10/ Regulatory Ambiguity: The Hidden Killer
Ambiguous securities classifications, conflicting jurisdictions, and compliance costs stifle innovation. Project teams hesitate to implement robust token economic models due to concerns about enforcement. Players face uncertainty regarding asset ownership and taxation.
Without a clear regulatory framework or proactive policy engagement, mainstream applications will stagnate. Sustainable Web3 games require legal foresight, not just technological superiority. Ignoring compliance is not rebellion, but recklessness.
11/ The Lack of Practicality in Token Economics: Empty Promises
Many projects issue tokens with unclear future uses, which ultimately fail to materialize. If tokens are used solely for speculation or lack effective governance, demand will vanish.
Sustainable models link tokens to real-world value: for example, as materials for production, entry qualifications, content rewards, or revenue sharing.
Practicality must be immediate, easily understood, and integrated into the core cycle. Otherwise...Tokens are like digital ribbons—colorful, but worthless.

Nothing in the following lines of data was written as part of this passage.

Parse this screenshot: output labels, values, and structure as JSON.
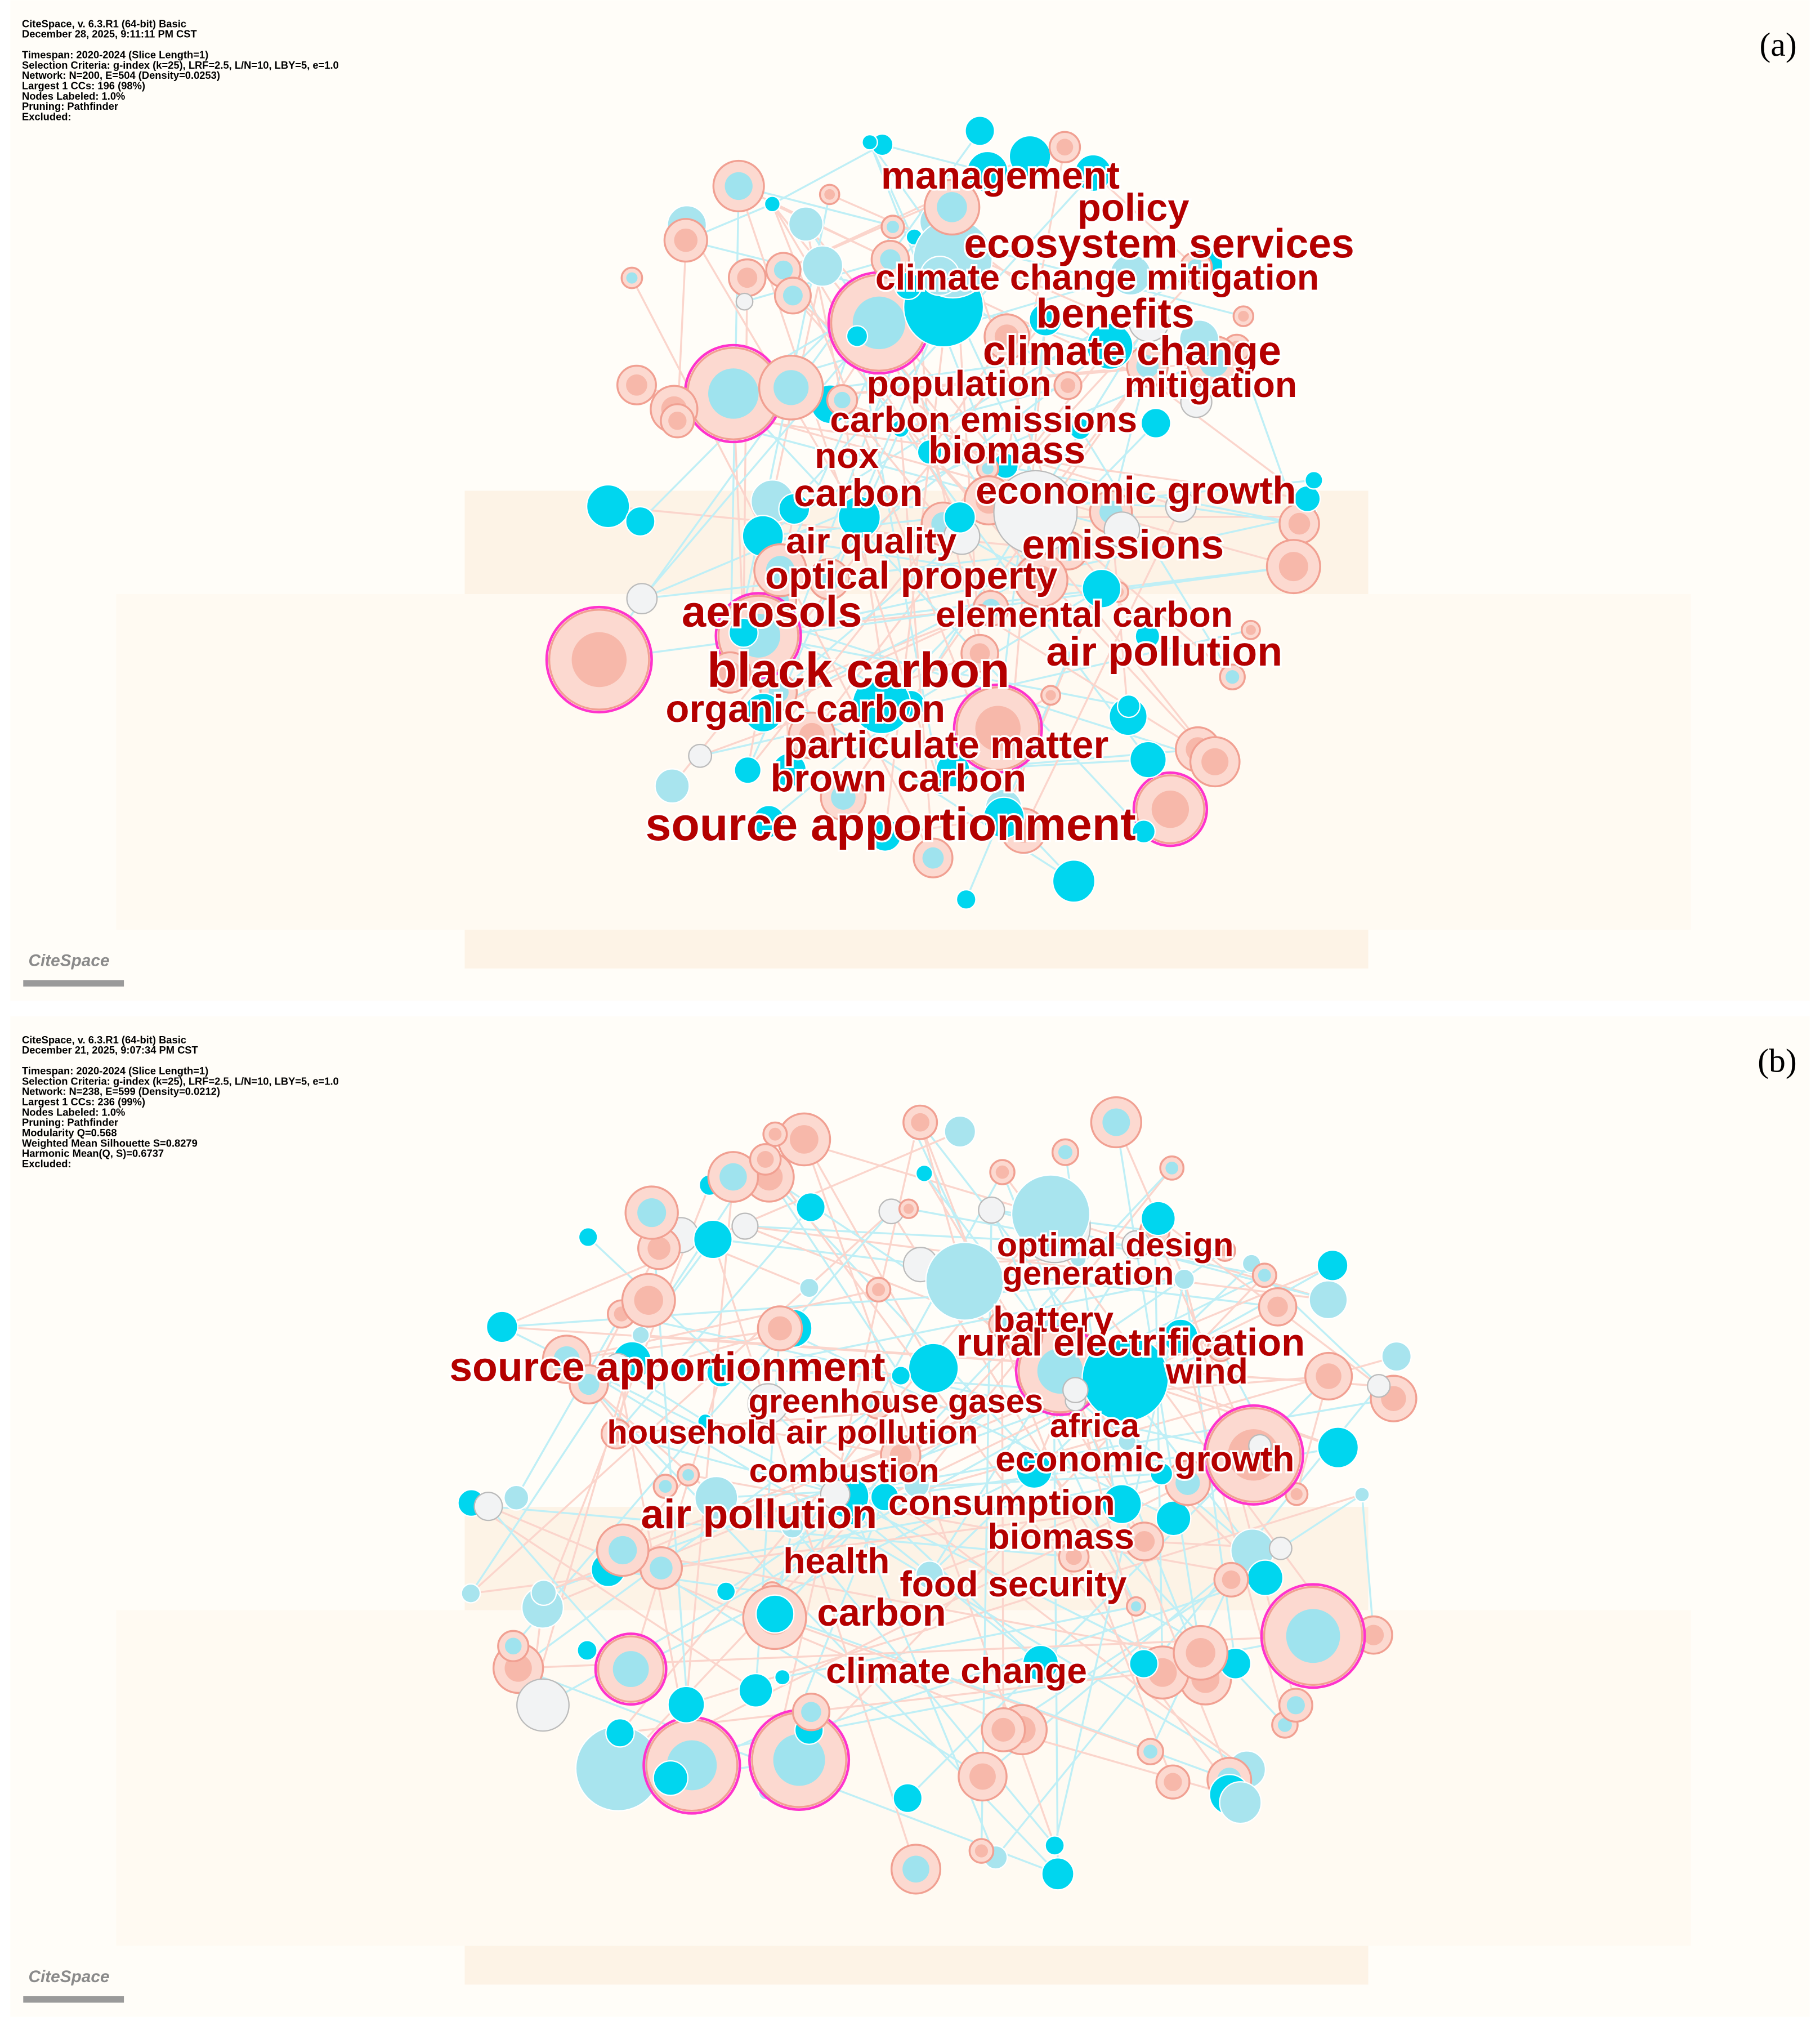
{
  "panels": [
    {
      "label": "(a)",
      "header": [
        "CiteSpace, v. 6.3.R1 (64-bit) Basic",
        "December 28, 2025, 9:11:11 PM CST"
      ],
      "details": [
        "Timespan: 2020-2024 (Slice Length=1)",
        "Selection Criteria: g-index (k=25), LRF=2.5, L/N=10, LBY=5, e=1.0",
        "Network: N=200, E=504 (Density=0.0253)",
        "Largest 1 CCs: 196 (98%)",
        "Nodes Labeled: 1.0%",
        "Pruning: Pathfinder",
        "Excluded:"
      ],
      "logo": "CiteSpace",
      "keywords": [
        "management",
        "policy",
        "ecosystem services",
        "climate change mitigation",
        "benefits",
        "climate change",
        "population",
        "mitigation",
        "carbon emissions",
        "nox",
        "biomass",
        "carbon",
        "economic growth",
        "air quality",
        "emissions",
        "optical property",
        "aerosols",
        "elemental carbon",
        "air pollution",
        "black carbon",
        "organic carbon",
        "particulate matter",
        "brown carbon",
        "source apportionment"
      ]
    },
    {
      "label": "(b)",
      "header": [
        "CiteSpace, v. 6.3.R1 (64-bit) Basic",
        "December 21, 2025, 9:07:34 PM CST"
      ],
      "details": [
        "Timespan: 2020-2024 (Slice Length=1)",
        "Selection Criteria: g-index (k=25), LRF=2.5, L/N=10, LBY=5, e=1.0",
        "Network: N=238, E=599 (Density=0.0212)",
        "Largest 1 CCs: 236 (99%)",
        "Nodes Labeled: 1.0%",
        "Pruning: Pathfinder",
        "Modularity Q=0.568",
        "Weighted Mean Silhouette S=0.8279",
        "Harmonic Mean(Q, S)=0.6737",
        "Excluded:"
      ],
      "logo": "CiteSpace",
      "keywords": [
        "optimal design",
        "generation",
        "battery",
        "rural electrification",
        "source apportionment",
        "wind",
        "greenhouse gases",
        "africa",
        "household air pollution",
        "economic growth",
        "combustion",
        "consumption",
        "air pollution",
        "biomass",
        "health",
        "food security",
        "carbon",
        "climate change"
      ]
    }
  ]
}
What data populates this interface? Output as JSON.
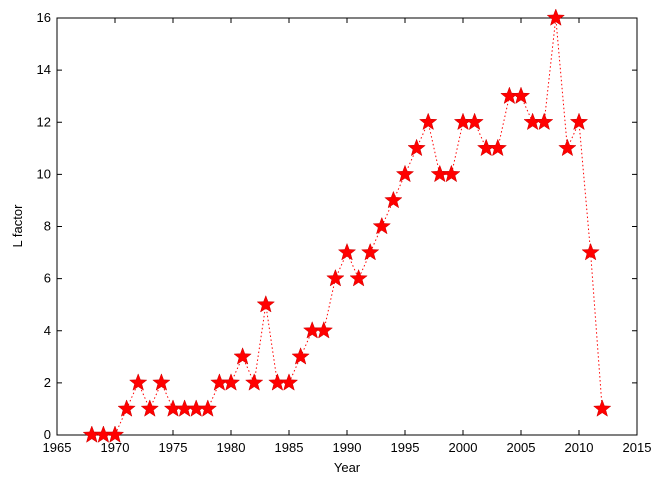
{
  "chart_data": {
    "type": "line",
    "title": "",
    "xlabel": "Year",
    "ylabel": "L factor",
    "xlim": [
      1965,
      2015
    ],
    "ylim": [
      0,
      16
    ],
    "xticks": [
      1965,
      1970,
      1975,
      1980,
      1985,
      1990,
      1995,
      2000,
      2005,
      2010,
      2015
    ],
    "yticks": [
      0,
      2,
      4,
      6,
      8,
      10,
      12,
      14,
      16
    ],
    "grid": false,
    "series": [
      {
        "color": "#ff0000",
        "marker": "star",
        "line_style": "dotted",
        "x": [
          1968,
          1969,
          1970,
          1971,
          1972,
          1973,
          1974,
          1975,
          1976,
          1977,
          1978,
          1979,
          1980,
          1981,
          1982,
          1983,
          1984,
          1985,
          1986,
          1987,
          1988,
          1989,
          1990,
          1991,
          1992,
          1993,
          1994,
          1995,
          1996,
          1997,
          1998,
          1999,
          2000,
          2001,
          2002,
          2003,
          2004,
          2005,
          2006,
          2007,
          2008,
          2009,
          2010,
          2011,
          2012
        ],
        "y": [
          0,
          0,
          0,
          1,
          2,
          1,
          2,
          1,
          1,
          1,
          1,
          2,
          2,
          3,
          2,
          5,
          2,
          2,
          3,
          4,
          4,
          6,
          7,
          6,
          7,
          8,
          9,
          10,
          11,
          12,
          10,
          10,
          12,
          12,
          11,
          11,
          13,
          13,
          12,
          12,
          16,
          11,
          12,
          7,
          1
        ]
      }
    ]
  }
}
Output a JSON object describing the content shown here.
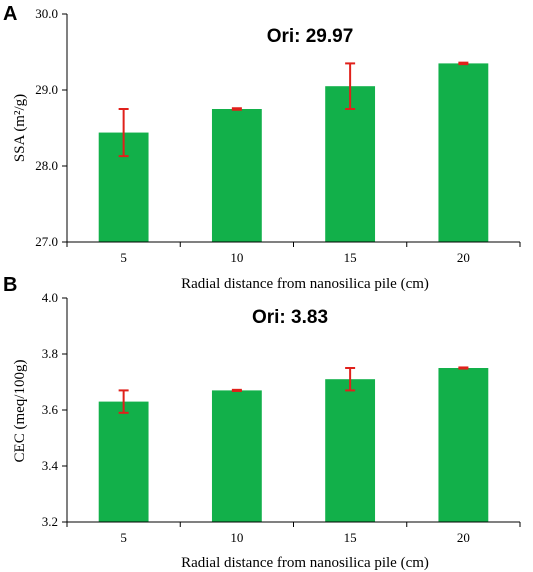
{
  "chart_data": [
    {
      "type": "bar",
      "panel_label": "A",
      "annotation": "Ori: 29.97",
      "categories": [
        "5",
        "10",
        "15",
        "20"
      ],
      "values": [
        28.44,
        28.75,
        29.05,
        29.35
      ],
      "error": [
        0.31,
        0.01,
        0.3,
        0.01
      ],
      "ylim": [
        27.0,
        30.0
      ],
      "yticks": [
        "27.0",
        "28.0",
        "29.0",
        "30.0"
      ],
      "xlabel": "Radial distance from nanosilica pile (cm)",
      "ylabel": "SSA (m²/g)",
      "bar_color": "#12b04a",
      "error_color": "#e0201b",
      "grid": false
    },
    {
      "type": "bar",
      "panel_label": "B",
      "annotation": "Ori: 3.83",
      "categories": [
        "5",
        "10",
        "15",
        "20"
      ],
      "values": [
        3.63,
        3.67,
        3.71,
        3.75
      ],
      "error": [
        0.04,
        0.002,
        0.04,
        0.002
      ],
      "ylim": [
        3.2,
        4.0
      ],
      "yticks": [
        "3.2",
        "3.4",
        "3.6",
        "3.8",
        "4.0"
      ],
      "xlabel": "Radial distance from nanosilica pile (cm)",
      "ylabel": "CEC (meq/100g)",
      "bar_color": "#12b04a",
      "error_color": "#e0201b",
      "grid": false
    }
  ]
}
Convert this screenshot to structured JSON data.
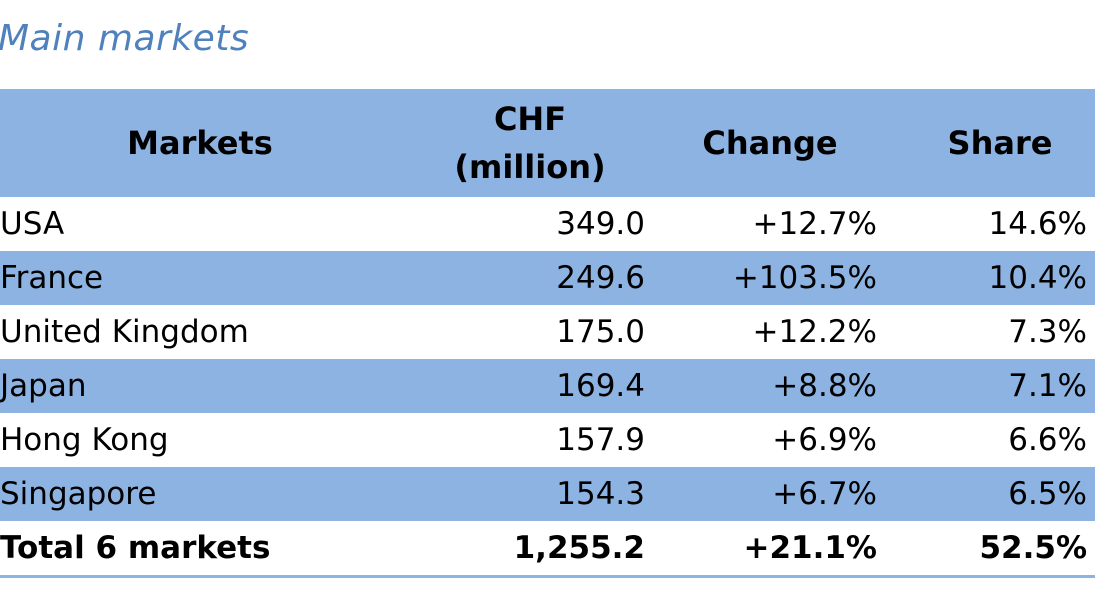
{
  "title": "Main markets",
  "table": {
    "headers": {
      "markets": "Markets",
      "chf_line1": "CHF",
      "chf_line2": "(million)",
      "change": "Change",
      "share": "Share"
    },
    "rows": [
      {
        "market": "USA",
        "chf": "349.0",
        "change": "+12.7%",
        "share": "14.6%"
      },
      {
        "market": "France",
        "chf": "249.6",
        "change": "+103.5%",
        "share": "10.4%"
      },
      {
        "market": "United Kingdom",
        "chf": "175.0",
        "change": "+12.2%",
        "share": "7.3%"
      },
      {
        "market": "Japan",
        "chf": "169.4",
        "change": "+8.8%",
        "share": "7.1%"
      },
      {
        "market": "Hong Kong",
        "chf": "157.9",
        "change": "+6.9%",
        "share": "6.6%"
      },
      {
        "market": "Singapore",
        "chf": "154.3",
        "change": "+6.7%",
        "share": "6.5%"
      }
    ],
    "total": {
      "market": "Total 6 markets",
      "chf": "1,255.2",
      "change": "+21.1%",
      "share": "52.5%"
    }
  },
  "colors": {
    "title": "#4f81bd",
    "band": "#8db3e2",
    "text": "#000000",
    "background": "#ffffff"
  }
}
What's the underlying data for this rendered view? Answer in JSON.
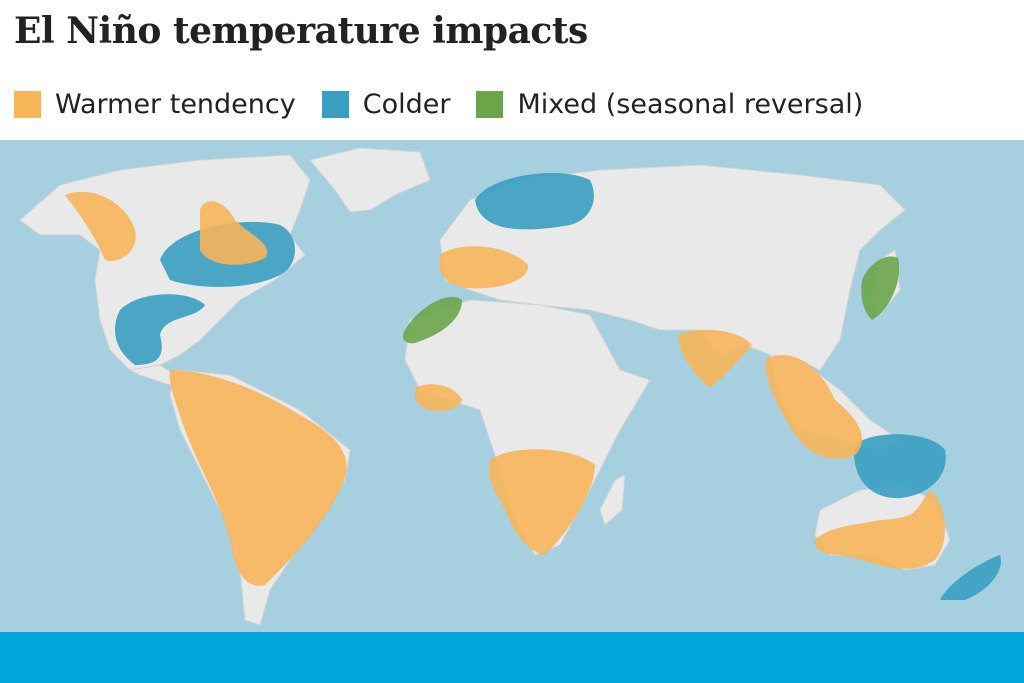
{
  "title": "El Niño temperature impacts",
  "legend": [
    {
      "label": "Warmer tendency",
      "color": "#f7b55a"
    },
    {
      "label": "Colder",
      "color": "#3a9ec2"
    },
    {
      "label": "Mixed (seasonal reversal)",
      "color": "#6ba54a"
    }
  ]
}
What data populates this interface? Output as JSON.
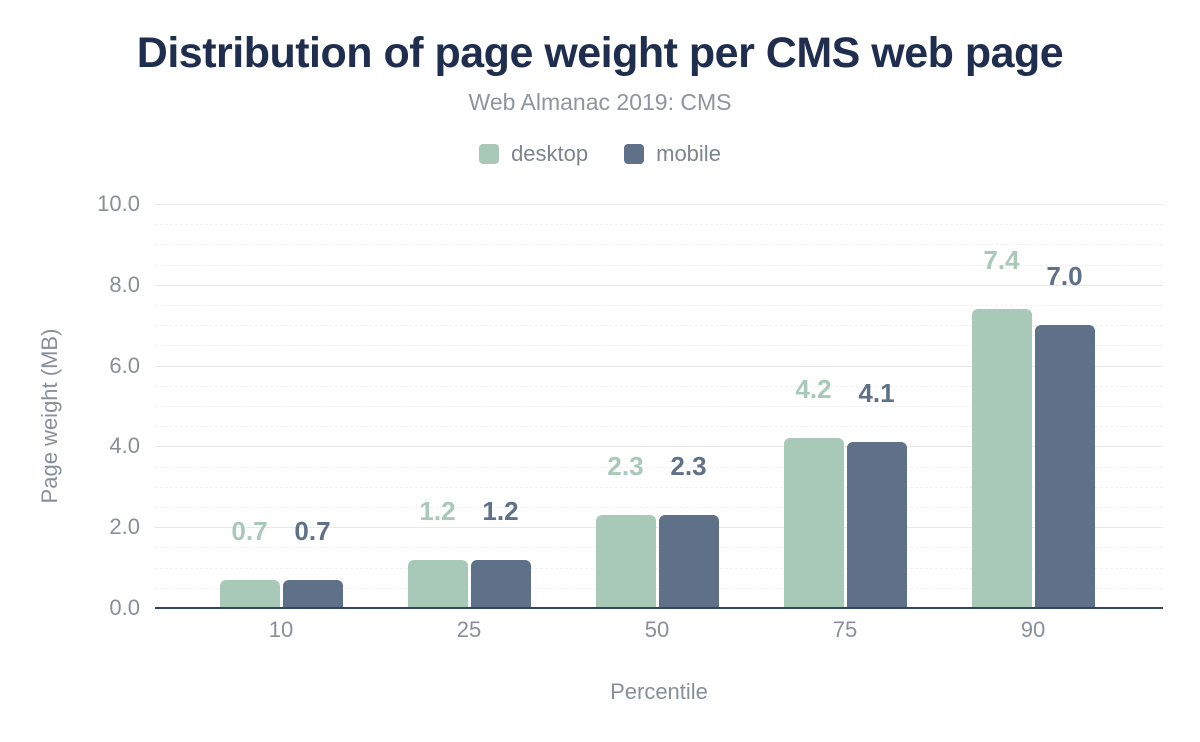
{
  "header": {
    "title": "Distribution of page weight per CMS web page",
    "subtitle": "Web Almanac 2019: CMS"
  },
  "legend": {
    "items": [
      {
        "label": "desktop",
        "color": "#a8c9b8"
      },
      {
        "label": "mobile",
        "color": "#5f7089"
      }
    ]
  },
  "chart_data": {
    "type": "bar",
    "title": "Distribution of page weight per CMS web page",
    "subtitle": "Web Almanac 2019: CMS",
    "categories": [
      "10",
      "25",
      "50",
      "75",
      "90"
    ],
    "series": [
      {
        "name": "desktop",
        "color": "#a8c9b8",
        "values": [
          0.7,
          1.2,
          2.3,
          4.2,
          7.4
        ],
        "labels": [
          "0.7",
          "1.2",
          "2.3",
          "4.2",
          "7.4"
        ]
      },
      {
        "name": "mobile",
        "color": "#5f7089",
        "values": [
          0.7,
          1.2,
          2.3,
          4.1,
          7.0
        ],
        "labels": [
          "0.7",
          "1.2",
          "2.3",
          "4.1",
          "7.0"
        ]
      }
    ],
    "xlabel": "Percentile",
    "ylabel": "Page weight (MB)",
    "ylim": [
      0,
      10
    ],
    "yticks": [
      {
        "value": 0,
        "label": "0.0"
      },
      {
        "value": 2,
        "label": "2.0"
      },
      {
        "value": 4,
        "label": "4.0"
      },
      {
        "value": 6,
        "label": "6.0"
      },
      {
        "value": 8,
        "label": "8.0"
      },
      {
        "value": 10,
        "label": "10.0"
      }
    ],
    "minor_grid_step": 0.5,
    "major_grid_step": 2,
    "grid": true,
    "legend_position": "top",
    "bar_value_labels": true
  },
  "colors": {
    "title": "#1f2e4e",
    "text_muted": "#878f99",
    "axis_line": "#344461",
    "grid_major": "#e9e9e9",
    "grid_minor": "#f1f1f1",
    "background": "#ffffff"
  }
}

12/ Community and Customers: Misinterpreting the Essence of Web3
Web3 promises player ownership, but many studios treat communities as marketing channels rather than co-creators. True decentralization means shared control over the roadmap, revenue, and governance.
Projects that listen to users, iterate based on feedback, and empower players build loyalty that withstands market cycles.
Those who extract value without giving anything in return will breed resentment. In Web3, your community is not your audience, but your stakeholders. Please respect this.